It is not hard to grow your own slips, but there are as many ways to grow them as there are sweet potato growers. With heat and moisture, sweet potatoes form shoots and grow roots easily.
Some gardeners use moist, heated sand beds. Sweet potatoes are placed in these beds and when the tops emerge, the slips are harvested. This is a good way to grow a lot of slips.
An easy way to just grow a few slips is to suspend a sweet potato above a mason jar partially filled with water using toothpicks just like you would start an avocado from seed. I've also seen people lay sweet potatoes down in a glass baking dish filled with about 1” of water. Either way, keep the bottom ½ wet and warm. Once the sprouts emerge, break them off the sweet potato root, and set them in a clean jar filled with about 1-1/2 inches of water to form roots. This whole process takes about 20-30 days depending on temperature.
In order to ensure this sprouting process works, you should buy Organic sweet potatoes so that they haven't been treated with any type of shoot inhibitor.
It's important to have warm soil to plant sweet potatoes outside.

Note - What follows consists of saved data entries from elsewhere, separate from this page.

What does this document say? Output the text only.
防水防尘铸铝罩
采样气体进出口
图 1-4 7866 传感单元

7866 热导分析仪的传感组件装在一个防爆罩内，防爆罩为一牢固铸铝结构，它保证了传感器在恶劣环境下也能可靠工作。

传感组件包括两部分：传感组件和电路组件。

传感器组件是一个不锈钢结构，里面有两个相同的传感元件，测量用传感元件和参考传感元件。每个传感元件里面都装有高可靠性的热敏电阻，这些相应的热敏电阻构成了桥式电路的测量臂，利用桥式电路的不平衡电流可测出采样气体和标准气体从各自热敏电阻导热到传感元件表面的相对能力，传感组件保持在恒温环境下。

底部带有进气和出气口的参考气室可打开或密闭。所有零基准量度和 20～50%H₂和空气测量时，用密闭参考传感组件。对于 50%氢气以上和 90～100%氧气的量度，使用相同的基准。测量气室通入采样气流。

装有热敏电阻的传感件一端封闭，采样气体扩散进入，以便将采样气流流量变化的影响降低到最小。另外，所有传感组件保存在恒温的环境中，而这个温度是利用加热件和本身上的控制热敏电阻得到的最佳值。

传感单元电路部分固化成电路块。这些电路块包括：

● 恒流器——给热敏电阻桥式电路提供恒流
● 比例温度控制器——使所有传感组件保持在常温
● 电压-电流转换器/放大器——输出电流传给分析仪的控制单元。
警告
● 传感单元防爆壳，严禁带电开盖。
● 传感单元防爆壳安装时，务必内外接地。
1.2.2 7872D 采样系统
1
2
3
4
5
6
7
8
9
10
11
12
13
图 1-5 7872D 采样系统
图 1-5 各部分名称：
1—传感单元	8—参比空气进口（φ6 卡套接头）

If the soil still needs to warm up but your slips are ready, you can plant them in containers filled with potting mix while you wait.
You shouldn't have too many problems with this plant, but even if you have a few, its rapid growth rate usually makes up for any damage. As an added bonus, they are a fantastic part of a crop rotation in the garden as they are unrelated to most other things we eat, including Irish potatoes.